Kasabanın üzerine çöken karanlık, herkesi korku ve endişeyle dolduruyordu. Seri katilin acımasızlığı, geceyi kana bulayarak kasabanın huzurunu yok ediyordu. Dedektif Brown, gizemi aydınlatmak için geçmişiyle yüzleşmeli ve kasabanın karanlık sırlarını gün yüzüne çıkarmalıydı.
Kasabanın sokakları artık hayaletlerle doluydu. Eskiden dostça sohbetlerin yapıldığı mekanlar, şimdi korku dolu bakışlarla dolmuştu. Herkes bir şeyler saklıyordu, herkes bir diğerine kuşkuyla bakıyordu. Cesetlerin sayısı arttıkça, dedektifin kararlılığı da artıyor ve gerçeğe ulaşmak için her türlü fedakarlığı yapmaya hazır hale geliyordu.
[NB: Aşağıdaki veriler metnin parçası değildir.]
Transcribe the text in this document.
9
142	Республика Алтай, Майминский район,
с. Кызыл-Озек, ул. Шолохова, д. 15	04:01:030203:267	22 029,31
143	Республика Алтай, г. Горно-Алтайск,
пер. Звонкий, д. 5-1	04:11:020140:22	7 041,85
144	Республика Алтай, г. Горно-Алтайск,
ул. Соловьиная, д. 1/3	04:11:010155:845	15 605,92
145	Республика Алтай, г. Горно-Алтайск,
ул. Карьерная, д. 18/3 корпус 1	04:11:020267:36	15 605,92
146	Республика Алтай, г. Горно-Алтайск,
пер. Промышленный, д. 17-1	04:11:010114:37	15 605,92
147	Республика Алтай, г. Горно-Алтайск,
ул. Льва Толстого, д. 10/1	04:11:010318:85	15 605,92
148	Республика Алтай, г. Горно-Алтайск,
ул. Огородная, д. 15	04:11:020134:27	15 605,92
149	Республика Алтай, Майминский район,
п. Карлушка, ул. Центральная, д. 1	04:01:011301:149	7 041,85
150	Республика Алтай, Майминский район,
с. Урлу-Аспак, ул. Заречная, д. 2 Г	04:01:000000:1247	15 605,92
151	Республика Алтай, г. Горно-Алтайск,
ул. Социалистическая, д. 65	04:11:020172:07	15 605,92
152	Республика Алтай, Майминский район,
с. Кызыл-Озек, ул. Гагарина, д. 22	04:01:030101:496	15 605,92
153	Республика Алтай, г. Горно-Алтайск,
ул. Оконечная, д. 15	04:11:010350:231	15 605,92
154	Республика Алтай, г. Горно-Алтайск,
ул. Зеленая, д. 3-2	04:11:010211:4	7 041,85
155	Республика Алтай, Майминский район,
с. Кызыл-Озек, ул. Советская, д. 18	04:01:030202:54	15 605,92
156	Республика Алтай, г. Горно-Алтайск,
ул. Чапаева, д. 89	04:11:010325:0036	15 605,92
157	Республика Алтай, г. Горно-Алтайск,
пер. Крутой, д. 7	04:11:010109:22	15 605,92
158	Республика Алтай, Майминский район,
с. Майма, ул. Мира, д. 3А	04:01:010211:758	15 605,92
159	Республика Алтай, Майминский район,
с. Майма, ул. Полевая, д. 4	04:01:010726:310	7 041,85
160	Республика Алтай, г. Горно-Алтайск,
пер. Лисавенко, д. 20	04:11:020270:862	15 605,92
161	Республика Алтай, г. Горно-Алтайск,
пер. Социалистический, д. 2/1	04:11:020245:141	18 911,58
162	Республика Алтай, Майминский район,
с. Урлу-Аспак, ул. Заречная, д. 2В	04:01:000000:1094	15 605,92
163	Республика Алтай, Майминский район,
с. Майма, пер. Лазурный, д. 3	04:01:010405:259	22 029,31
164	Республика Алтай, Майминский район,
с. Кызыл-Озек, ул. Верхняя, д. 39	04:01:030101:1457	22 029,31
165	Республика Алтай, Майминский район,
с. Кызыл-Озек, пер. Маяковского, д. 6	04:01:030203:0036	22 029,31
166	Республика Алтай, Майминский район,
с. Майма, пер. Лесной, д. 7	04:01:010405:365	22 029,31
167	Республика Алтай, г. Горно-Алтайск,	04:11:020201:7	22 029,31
Gizemli olayların ardında yatan gerçekler, kasabanın tarihinde derin izler bırakmıştı. Dedektif, her adımda geçmişiyle yüzleşiyor ve kasabanın kaderinin karanlık gölgeleri altında kaybolmaktan korkuyordu. Ancak aydınlığa giden yol, karanlığın derinliklerinden geçmekten başka bir çare olmayacaktı.